Baharın ilk günü, Arap çöllerinde dünyaya gelmişti mavi kız. Ancak ne yeşile – yeşillere, ne de sıcak havalara düşkündü. Su buharı gibiydi ruhu, sis gibi – kıştan yeni uyanan doğanın “sabah mahmurluğu” vardı üzerinde hep ve belki de bu yüzden grileri, toz renkleri, mavinin değdiği şeyleri severdi. Dışı soğuk, içi sıcacık olanlara düşkündü. Mavi kız “bahar insanı” sayardı kendini, ama komşunun tavuğu misali, hep diğer baharda arardı saadetini. Onun güçlü tonlarına, allarına morlarına kapılır – bir becerebilse de onlara sarıp sarmalarsa kendini, sanki daha mutlu olabilirmiş sanırdı. Mavinin kahve tonlarına uyumu, suyun toprağa aşkı gibiydi onun sonbahara olan bu merakı…yumuşak ve rahat – soğuk ve yağmurlu bir günde, iç ısıtan bir kupa sıcak çikolata gibi.

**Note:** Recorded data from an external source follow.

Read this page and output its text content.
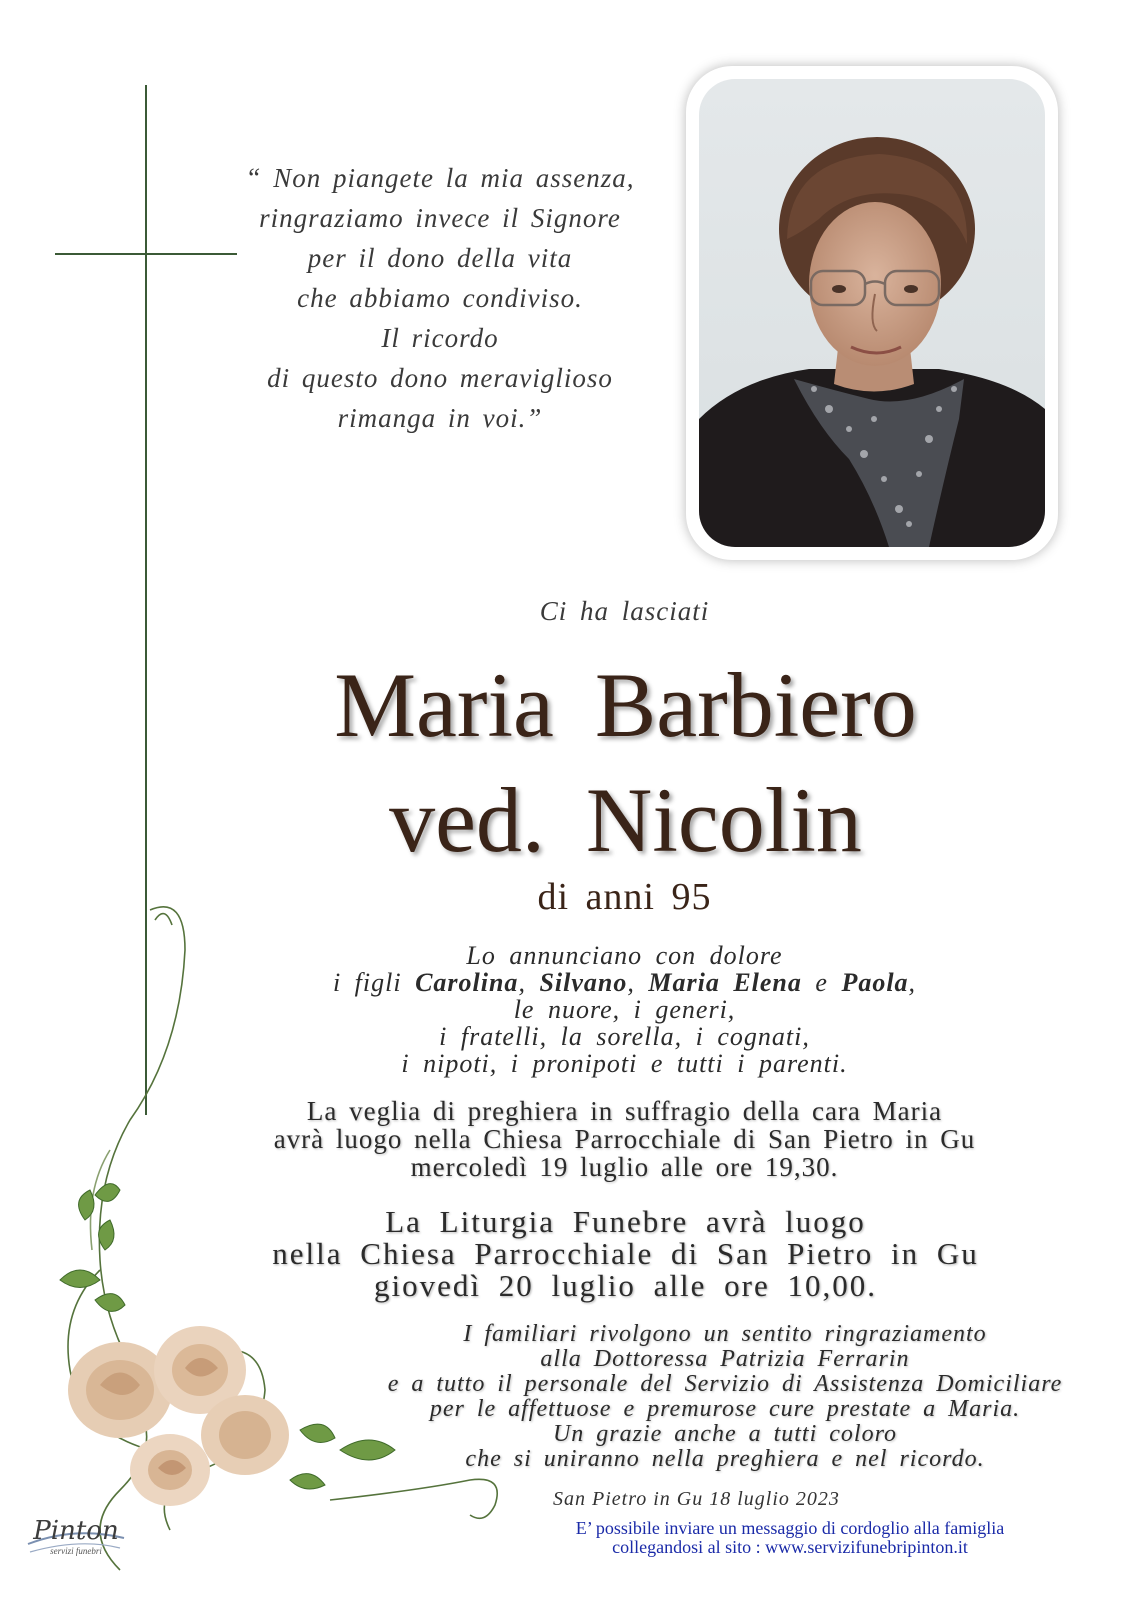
“ Non piangete la mia assenza,
ringraziamo invece il Signore
per il dono della vita
che abbiamo condiviso.
Il ricordo
di questo dono meraviglioso
rimanga in voi.”
Ci ha lasciati
Maria Barbiero
ved. Nicolin
di anni 95
Lo annunciano con dolore
i figli Carolina, Silvano, Maria Elena e Paola,
le nuore, i generi,
i fratelli, la sorella, i cognati,
i nipoti, i pronipoti e tutti i parenti.
La veglia di preghiera in suffragio della cara Maria
avrà luogo nella Chiesa Parrocchiale di San Pietro in Gu
mercoledì 19 luglio alle ore 19,30.
La Liturgia Funebre avrà luogo
nella Chiesa Parrocchiale di San Pietro in Gu
giovedì 20 luglio alle ore 10,00.
I familiari rivolgono un sentito ringraziamento
alla Dottoressa Patrizia Ferrarin
e a tutto il personale del Servizio di Assistenza Domiciliare
per le affettuose e premurose cure prestate a Maria.
Un grazie anche a tutti coloro
che si uniranno nella preghiera e nel ricordo.
San Pietro in Gu 18 luglio 2023
E’ possibile inviare un messaggio di cordoglio alla famiglia
collegandosi al sito : www.servizifunebripinton.it
Pinton
servizi funebri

“Huzurlu bir melankoli.” derdi sonbahar için hisleri sorulduğunda. Ve hep “Ankara’ya en çok yakışan!” diye düşünürdü kendi kafasında. Şimdi Romanya’daki tek göz oda evinden dışarıyı izlerken anlıyordu, Ankara’ya en çok sonbahar yakışıyordu – evet; ama Romanya sonbahara daha çok yakışıyordu.
Uzun bir fırt çekerek sigarasını bitirirken Ankara’ya, şehrine, kendisine en çok yakıştırdığı sonbahara en çok yakışanın o olmadığını gördü ve içi burkuldu mavi kızın. Rekabetten ölesiye korkan ve kaçan biri için, hazmetmek zordu bunu. Sigarasını söndürürken “en azından manzara muazzam…” diyordu.